Quatre profils selon la difficulté à partir

  1. Salariés

    • Un employé ordinaire sans parts sociales peut quitter librement le pays sans Exit tax.
  2. Entrepreneurs sans rentabilité

    • Un dirigeant d'entreprise sans profit est assujetti en principe, mais le montant réel tend à zéro.
    • Toutefois, pour une startup, il faut être attentif à la possibilité d'appliquer une valorisation élevée au moment de la levée de fonds.
  3. Entrepreneurs de sociétés rentables

    • Les dirigeants de sociétés rentables subissent une charge financière significative liée à l'Exit tax.

    • Selon l'évaluation officielle de l'administration fiscale (13,75 fois), cela peut atteindre de quelques centaines de milliers à plusieurs millions d'euros.

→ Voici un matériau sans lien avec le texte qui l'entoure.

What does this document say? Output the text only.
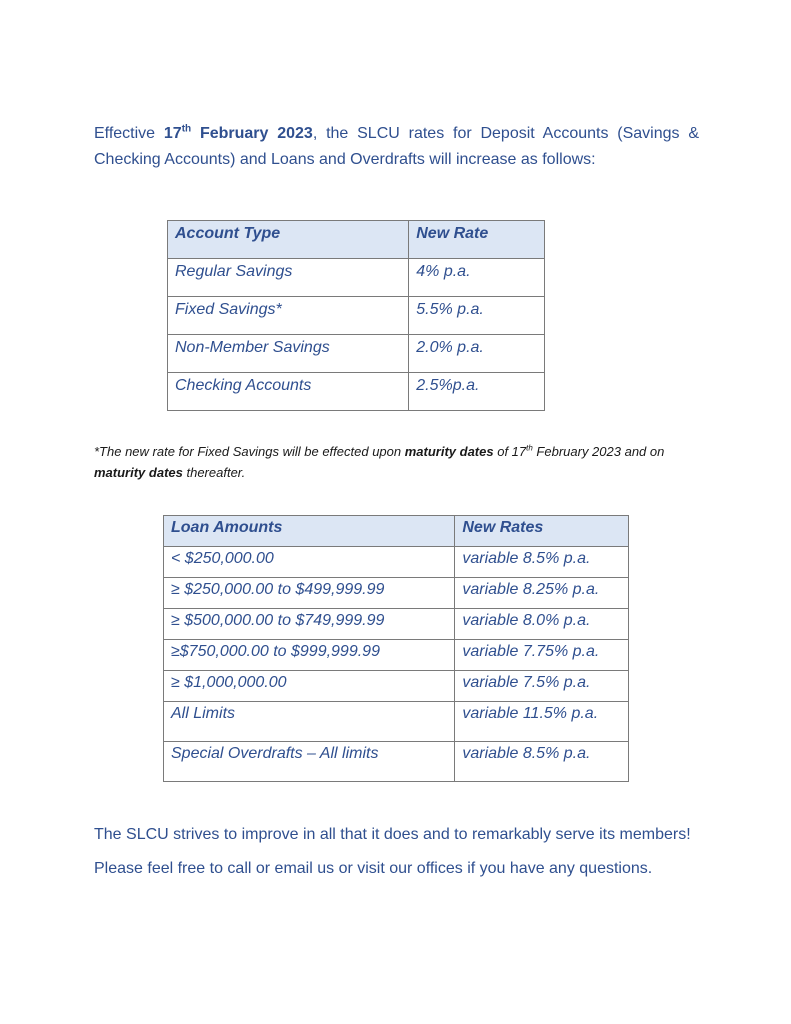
Effective 17th February 2023, the SLCU rates for Deposit Accounts (Savings & Checking Accounts) and Loans and Overdrafts will increase as follows:

Account Type	New Rate
Regular Savings	4% p.a.
Fixed Savings*	5.5% p.a.
Non-Member Savings	2.0% p.a.
Checking Accounts	2.5%p.a.

*The new rate for Fixed Savings will be effected upon maturity dates of 17th February 2023 and on maturity dates thereafter.

Loan Amounts	New Rates
< $250,000.00	variable 8.5% p.a.
≥ $250,000.00 to $499,999.99	variable 8.25% p.a.
≥ $500,000.00 to $749,999.99	variable 8.0% p.a.
≥$750,000.00 to $999,999.99	variable 7.75% p.a.
≥ $1,000,000.00	variable 7.5% p.a.
All Limits	variable 11.5% p.a.
Special Overdrafts – All limits	variable 8.5% p.a.

The SLCU strives to improve in all that it does and to remarkably serve its members!

Please feel free to call or email us or visit our offices if you have any questions.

    • Beaucoup n'ont pas les moyens de recourir à des conseils de défiscalisation coûteux.

    • Exemple :

      • 3a) Revenu annuel de 50 000 € (pas de salaire de CEO) : valeur d'entreprise jugée basse, Exit tax = 0
      • 3b) Revenu annuel de 200 000 € (salaire de CEO : 120 000 €) : Exit tax d'environ 700 000 € avec la méthode d'évaluation officielle.
      • Un entrepreneur qui a travaillé quelques années sans se verser de salaire peut se retrouver soudainement face à une Exit tax élevée au moment du déménagement.
  4. Entrepreneurs de très grandes entreprises

    • Dès que l'actif total dépasse environ 2 millions d'euros, il devient possible d'utiliser des mécanismes juridiques de blocage, comme la création d'un trust au Liechtenstein.
    • Dans ces cas, l'Exit tax peut au contraire ne plus s'appliquer.
  • Les fondateurs de startups peuvent voir leur charge grimper fortement si la valorisation augmente après une levée de fonds.
  • L'Exit tax ne sert pas seulement à empêcher l'évasion fiscale, elle retient aussi des entrepreneurs qui souhaitent partir légalement à l'étranger pour développer leur business.

Conseils pratiques et points à considérer

  • Faire évaluer la valeur réelle plutôt que de s'appuyer sur l'évaluation officielle des autorités financières (facteur 13,75) peut permettre un calcul de l'Exit tax plus bas.
  • Comme pour les grands propriétaires d'actifs, adopter une stratégie avec l'aide d'experts fiscalistes peut être une option, mais il faut accepter d’être toujours un peu "lié à l'État".
  • Les fondateurs de startups peuvent réduire considérablement le risque de charge future d'Exit tax en quittant l'Allemagne avant la levée de fonds.
  • La vente ou la liquidation de la société élimine la question de l'Exit tax, mais ce n’est généralement pas un choix réaliste pour la plupart des entrepreneurs.
  • Rentrer en Allemagne dans les 11 ans suivant le départ peut ouvrir droit à une exonération, mais ce mécanisme ne permet pas d'échapper automatiquement à la charge réelle.

Conclusion

  • Si vous dirigez une petite entreprise rentable à fort potentiel de croissance et que l'émigration à l'étranger est possible, même de manière limitée, partir de l'Allemagne aussi tôt que possible est la meilleure manière de prévenir une importante perte financière.
  • Les entrepreneurs de taille moyenne et plus doivent garder à l'esprit la possibilité d'être confrontés soudainement à une obligation de paiement d'Exit tax élevée.
  • Le système de l'Exit tax en Allemagne agit de facto comme une barrière invisible qui empêche les entrepreneurs de s'expatrier librement et de se développer à l'étranger.